Vietnamese electronics manufacturing services (EMS) market will grow at a CAGR of 5% between 2020 and 2026. According to Vietnam’s General Statistics Office, the country’s consumer electronics sector recorded its highest ever production at 369.6 million units in October 2020, followed by the electronic components sector at 325.7 million units.
Given the exponential growth in its manufacturing sector along with growing domestic demand and exports, primarily in electronics and automobiles, the EMS business is projected to scale new heights in the country. Many global OEMs and EMS providers like Samsung, LG and Foxconn (Apple’s contract manufacturer) are investing in the production of printed circuit boards, camera modules, printers, servers, phones, networking equipment, televisions and other electronics equipment in the country.
Samsung, which in 2020 held almost 70% of the handset market share in Vietnam, is also one of the largest FDI players in the country. Vietnam has one of Samsung’s largest smartphone production bases outside South Korea. By 2022, Samsung is also projected to complete its $220-million research and development centre in Vietnam.
Investment climate in Vietnam
Despite the setback caused by COVID-19, Vietnam is one of the few countries in Asia that managed to record a positive GDP growth in 2020.
The constant improvement in investment and business policies, participation in bilateral and multilateral free trade agreements, increased FDI and geographical proximity to China have all been active factors in making Vietnam a favourable destination for manufacturers.
Pegatron has pegged almost $1 billion worth of investment in its Vietnamese plant that will be rolled out in three phases, targeting investments in computing, communication and consumer electronics facilities, by 2027.
Foxconn is also moving some parts of its iPad and MacBook assemblies to Vietnam from China against the backdrop of rising US-China tensions, thus seeking to derisk its production. It has also been awarded a licence to build a $270-million plant to produce laptops and tablets in Vietnam.
Google too is moving production of its smartphone brand Pixel for the US market to Vietnam. It is also likely that the company may end up moving its hardware production to Vietnam. Similar plans are underway at companies like Samsung, itel and Microsoft.
Xiaomi too is aiming to take advantage of cheap labour and other favourable market conditions in Vietnam. Most recently, the company opened its first phone assembly factory in Vietnam.
Successful absorption from China
Like China, Vietnam is known for its comprehensive and mostly five- to ten-year strategies, like ‘Made in Vietnam 2025: Industrial Policy and Strategy 2025’ and Vision for 2035. These policies have not only helped in changing Vietnam’s growth story which started 30 years ago but have also facilitated absorption of industry from China, including the shifts triggered by trade wars.
Its unprecedented pursuit for business-friendly policies, liberalisation of its economy, low wages, favourable demographics and successful pushing of its infrastructural capacities are all catalysts in making Vietnam a suitable ‘China Plus One’ destination in the global supply chain. As economies around the world look to derisk the heavily integrated supply chain ecosystem in the post-COVID-19 era, along with a heated US-China trade war, foreign investors like Google, Microsoft and Samsung feel better diversifying their risks.

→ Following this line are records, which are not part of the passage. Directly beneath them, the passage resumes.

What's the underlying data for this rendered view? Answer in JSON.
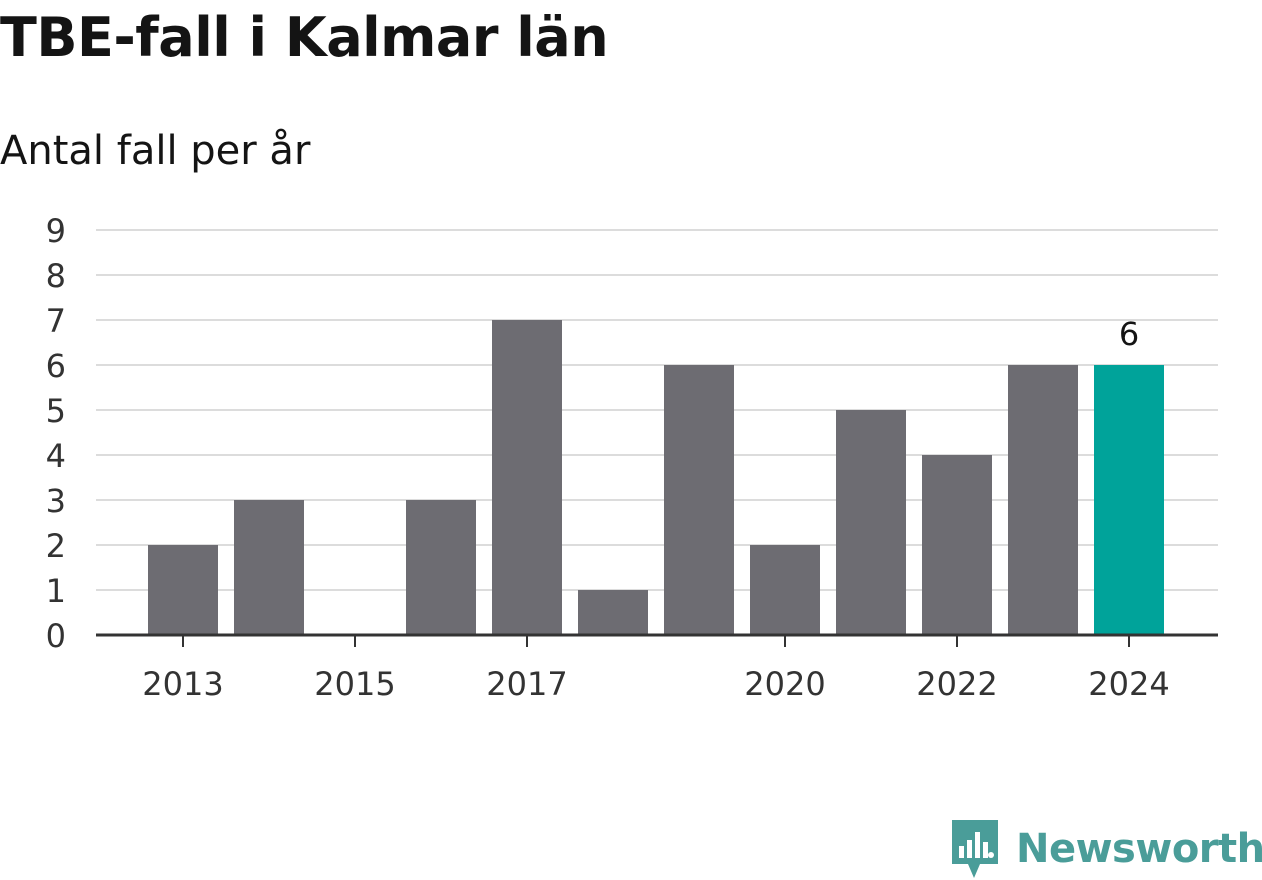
{
  "chart_data": {
    "type": "bar",
    "title": "TBE-fall i Kalmar län",
    "subtitle": "Antal fall per år",
    "x": [
      2013,
      2014,
      2015,
      2016,
      2017,
      2018,
      2019,
      2020,
      2021,
      2022,
      2023,
      2024
    ],
    "values": [
      2,
      3,
      0,
      3,
      7,
      1,
      6,
      2,
      5,
      4,
      6,
      6
    ],
    "x_tick_labels": [
      "2013",
      "2015",
      "2017",
      "2020",
      "2022",
      "2024"
    ],
    "y_ticks": [
      0,
      1,
      2,
      3,
      4,
      5,
      6,
      7,
      8,
      9
    ],
    "ylim": [
      0,
      9
    ],
    "highlight": {
      "x": 2024,
      "label": "6"
    },
    "grid": true,
    "colors": {
      "bar": "#6d6c72",
      "highlight": "#00a39a",
      "grid": "#dcdcdc",
      "axis": "#333333"
    }
  },
  "brand": {
    "name": "Newsworthy",
    "icon": "newsworthy-logo-icon",
    "color": "#4a9d99"
  }
}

Government strategy for future development
The Vietnamese government aims to have over 10 strategic locations in the IT segment by 2025 with revenues of more than $1 billion. Under its IT and Made in Vietnam programs, it aims to have over 100,000 tech firms to make Vietnam among top 30 countries in IT development in the coming years.
Vietnam’s growing capacity under the ‘China Plus One’ policy reflects the following trends:
- With its 2025 vison, Vietnam aims to target fields with high value-addition and export potential.
- The electronic equipment and automobile sectors, along with other industries like textile, seem to be gaining a lot of traction.
- Vietnam wants to develop its supporting industries, especially mechanical goods, chemicals and telecommunications, to significantly leverage its position in the global supply chain.
- The aim is to develop priority industries in key economic zones and coastal zones along with processing industries and supporting industries.
- Vietnam is also aiming to get FDI from companies that could transfer technology and capacity to local industries and talent.
With Vietnam’s recent ascension to the ranks of the global supply chain hubs, it is easy to overlook the fact that Vietnam is still expanding and growing its infrastructure. With more companies moving their operations to Vietnam, the leasing demand in Vietnam’s industrial zones is soaring.
However, Vietnam’s growing competitiveness, market reforms, and steady progress in ease of doing business (evident in its higher scores in the World Economic Forum’s competitiveness index) are making it rise above the rest.
In an era of protectionism where the jitters of COVID-19 are still being felt by many economies, Vietnam is soaring to become one of the prime locations for export manufacturers. With its continuous and proactive efforts for open border partnerships (the country is part of over a dozen free trade agreements), Vietnam is a country that could possibly change the course of the tech era that lies ahead.